Canal+ and MultiChoice merger approved by Competition Commission with key conditions
The Competition Commission has recommended the approval of Canal+’s acquisition of MultiChoice
Image: Karen Sandison/Independent Newspapers
The Competition Commission recommended the approval of Canal+’s acquisition of MultiChoice, with conditions including job protection and increased black ownership.
The Commission said the merger must meet public interest conditions to protect jobs, promote inclusion, and support local content.
"The Commission is of the view that the proposed transaction is unlikely to substantially lessen or prevent competition in any market," the Commission said in a statement on Wednesday.
"However, in recognition of the important role played by the Target Group within the broader audiovisual ecosystem in South Africa, and to address public interest concerns raised by various stakeholders, the Commission has recommended approval of the merger subject to a number of conditions," it said.
"Including but not limited to, addressing employment concerns, an increase in the shareholding of historically disadvantaged persons (HDPs) and workers in Orbicom and LicenceCo, supplier development commitments, the merged entity’s continued operation from South Africa, plurality of television news, and export promotion."
The recommendation follows the Commission’s investigation of a large merger notification received on September 30, 2024.
According to reports, Canal+ proposed an all-cash offer of R125 per share, valuing MultiChoice at around R55 billion.
The statement added that merger parties have agreed to a moratorium on retrenchments for a period of three years following the merger implementation.
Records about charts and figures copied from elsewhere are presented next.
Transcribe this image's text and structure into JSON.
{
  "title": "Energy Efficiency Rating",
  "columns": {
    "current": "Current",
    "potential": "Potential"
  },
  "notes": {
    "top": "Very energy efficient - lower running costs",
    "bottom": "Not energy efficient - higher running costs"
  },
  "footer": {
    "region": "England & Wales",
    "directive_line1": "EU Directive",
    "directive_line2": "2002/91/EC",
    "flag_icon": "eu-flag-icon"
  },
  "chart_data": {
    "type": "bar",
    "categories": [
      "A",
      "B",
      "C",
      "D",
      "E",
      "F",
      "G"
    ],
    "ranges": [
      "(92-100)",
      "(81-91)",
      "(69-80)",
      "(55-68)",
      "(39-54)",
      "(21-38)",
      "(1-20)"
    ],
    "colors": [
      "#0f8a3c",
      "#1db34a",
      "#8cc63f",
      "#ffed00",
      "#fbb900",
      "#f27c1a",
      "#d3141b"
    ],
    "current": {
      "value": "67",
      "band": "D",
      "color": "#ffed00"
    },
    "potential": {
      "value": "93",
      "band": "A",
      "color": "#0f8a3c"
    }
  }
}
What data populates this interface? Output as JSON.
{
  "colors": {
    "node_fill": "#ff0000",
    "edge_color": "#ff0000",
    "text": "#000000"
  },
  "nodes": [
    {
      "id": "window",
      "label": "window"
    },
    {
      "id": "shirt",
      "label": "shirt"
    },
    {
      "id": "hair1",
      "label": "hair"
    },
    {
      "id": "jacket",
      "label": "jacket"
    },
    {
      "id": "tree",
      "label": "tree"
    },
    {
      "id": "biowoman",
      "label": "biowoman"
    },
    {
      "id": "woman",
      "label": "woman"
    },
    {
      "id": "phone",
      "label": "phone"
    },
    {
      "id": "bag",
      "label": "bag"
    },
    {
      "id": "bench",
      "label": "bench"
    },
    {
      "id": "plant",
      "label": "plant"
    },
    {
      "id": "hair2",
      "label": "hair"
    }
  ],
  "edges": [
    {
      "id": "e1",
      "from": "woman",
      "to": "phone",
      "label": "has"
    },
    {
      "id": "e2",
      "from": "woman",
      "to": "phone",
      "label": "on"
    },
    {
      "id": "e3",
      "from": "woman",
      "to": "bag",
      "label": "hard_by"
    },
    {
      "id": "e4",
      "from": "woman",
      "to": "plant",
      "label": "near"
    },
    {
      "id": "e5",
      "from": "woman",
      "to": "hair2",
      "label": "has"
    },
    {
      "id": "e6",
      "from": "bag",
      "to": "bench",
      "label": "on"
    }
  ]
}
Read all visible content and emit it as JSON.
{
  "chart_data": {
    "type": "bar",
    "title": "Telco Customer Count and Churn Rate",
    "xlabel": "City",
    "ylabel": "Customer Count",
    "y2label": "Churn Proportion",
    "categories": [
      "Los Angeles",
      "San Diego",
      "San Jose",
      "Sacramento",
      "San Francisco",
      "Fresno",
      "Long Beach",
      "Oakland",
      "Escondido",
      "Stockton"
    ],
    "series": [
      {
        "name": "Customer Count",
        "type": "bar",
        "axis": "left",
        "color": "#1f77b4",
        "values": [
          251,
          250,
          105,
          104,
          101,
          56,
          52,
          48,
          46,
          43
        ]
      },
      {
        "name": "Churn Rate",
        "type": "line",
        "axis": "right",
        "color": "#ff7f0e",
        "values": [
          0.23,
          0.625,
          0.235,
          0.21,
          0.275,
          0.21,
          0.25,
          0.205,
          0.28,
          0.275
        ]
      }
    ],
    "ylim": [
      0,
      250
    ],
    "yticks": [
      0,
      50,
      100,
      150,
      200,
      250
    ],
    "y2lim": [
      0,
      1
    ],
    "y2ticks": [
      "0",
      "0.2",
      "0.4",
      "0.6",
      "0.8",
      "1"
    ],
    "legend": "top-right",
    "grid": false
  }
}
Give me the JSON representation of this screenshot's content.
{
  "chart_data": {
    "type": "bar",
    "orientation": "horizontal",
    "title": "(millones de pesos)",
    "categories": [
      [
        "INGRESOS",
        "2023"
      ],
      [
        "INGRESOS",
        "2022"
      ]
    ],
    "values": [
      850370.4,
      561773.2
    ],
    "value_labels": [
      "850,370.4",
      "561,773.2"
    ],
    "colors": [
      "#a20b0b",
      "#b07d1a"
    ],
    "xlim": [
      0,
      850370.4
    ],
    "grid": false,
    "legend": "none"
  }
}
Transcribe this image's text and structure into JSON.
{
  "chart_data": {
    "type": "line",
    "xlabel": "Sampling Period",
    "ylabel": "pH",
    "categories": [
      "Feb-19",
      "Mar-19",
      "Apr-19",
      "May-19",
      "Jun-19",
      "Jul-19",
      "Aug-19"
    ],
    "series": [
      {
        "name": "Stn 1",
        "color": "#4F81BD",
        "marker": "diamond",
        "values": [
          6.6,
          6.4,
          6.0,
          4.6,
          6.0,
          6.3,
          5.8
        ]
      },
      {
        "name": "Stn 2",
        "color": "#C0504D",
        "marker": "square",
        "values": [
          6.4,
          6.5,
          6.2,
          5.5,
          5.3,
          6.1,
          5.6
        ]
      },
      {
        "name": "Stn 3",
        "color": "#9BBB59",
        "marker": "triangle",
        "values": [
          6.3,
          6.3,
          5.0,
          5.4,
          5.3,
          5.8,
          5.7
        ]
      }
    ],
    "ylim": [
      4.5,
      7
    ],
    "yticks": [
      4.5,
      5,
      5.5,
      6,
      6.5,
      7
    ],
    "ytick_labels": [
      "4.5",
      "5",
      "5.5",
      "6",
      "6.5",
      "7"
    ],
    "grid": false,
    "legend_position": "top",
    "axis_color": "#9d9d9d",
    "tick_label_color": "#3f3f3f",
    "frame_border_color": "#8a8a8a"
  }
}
"The merger parties have agreed to a moratorium on retrenchments for a period of three years following the merger implementation date. The merger parties have also committed that the majority of LicenceCo’s shareholders will be HDPs and workers.
"Moreover, the parties have agreed to continue certain corporate social responsibility initiatives such as skills development in the audiovisual industry and sports development," the statement added.
The Commission also stressed that "Canal+ has undertaken that MCG will remain incorporated and headquartered in South Africa, endeavour to promote exports, and will pursue a secondary inward listing on the securities exchange operated by the JSE Limited".
"The parties have agreed that LicenceCo will continue to procure local news content for DStv and will ensure the diversity of the news content it broadcasts," the Commission said.
"The total value of all the public interest commitments advanced by the merger parties (based on past spend by MCG) is projected at a total amount of approximately R26 billion over the next three years".
The Commission noted that its role was to "assess and ultimately make a recommendation," adding that the matter is now before the Tribunal for final determination.